Non, il ne fallait pas sombrer dans la neige, cela lui serait fatal car elle s'était déjà aventurée bien trop loin. Elle comprit alors la légende de la vieille femme, et les messages du vent, des cieux étranges, les cris des bêtes aussi, ou encore les craquements lugubres des banquises agonisantes.

En cet instant précis, tout ce que perçut Pinkuk devait rester imprimé profondément en sa mémoire et conscience et brûlé douloureusement au fer rouge à jamais. Elle souffrirait de mutisme pour plusieurs mois, prostrée, presque éteinte.
Quand elle retourna à la maison, elle avait pu acquiescer devant le petit, le rassérénant, car il disait vrai, quelqu'un pleurait bel et bien au loin, mais il fallait...Dormir, à présent.

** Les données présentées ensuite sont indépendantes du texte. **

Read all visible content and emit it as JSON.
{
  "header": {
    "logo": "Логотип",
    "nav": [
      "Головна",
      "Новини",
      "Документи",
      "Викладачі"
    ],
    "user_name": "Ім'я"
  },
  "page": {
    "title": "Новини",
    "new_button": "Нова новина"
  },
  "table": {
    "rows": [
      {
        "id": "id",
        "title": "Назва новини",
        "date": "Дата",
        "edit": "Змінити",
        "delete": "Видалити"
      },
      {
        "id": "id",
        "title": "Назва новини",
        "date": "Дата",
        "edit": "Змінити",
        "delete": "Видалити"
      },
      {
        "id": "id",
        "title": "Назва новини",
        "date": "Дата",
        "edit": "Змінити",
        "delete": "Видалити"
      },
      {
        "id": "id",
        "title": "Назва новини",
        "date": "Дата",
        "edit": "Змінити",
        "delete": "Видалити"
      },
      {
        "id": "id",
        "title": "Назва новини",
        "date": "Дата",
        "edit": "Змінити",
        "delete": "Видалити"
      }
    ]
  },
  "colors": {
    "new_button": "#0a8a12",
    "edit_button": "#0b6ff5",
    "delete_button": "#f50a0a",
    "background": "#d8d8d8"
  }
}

Personne ne pouvait porter à lui seul le poids du monde, et nous ne voulons pas croire ensemble ce que nous savons... Même nous , Inuits, ne voulons comprendre au-delà de ce cri du loup, au loin, dans les forêts froides, aveuglé ou assourdis, plutôt, par le bruit infernal de la dite civilisation que nous avons laissée entrer par toutes pores de nos peaux. Assourdis et aveuglés tous, sauf peut-être la jeune et belle Inuit, éteinte, le regard fixe devant ces magnifiques aurores boréales dont elle comprenait trop le langage.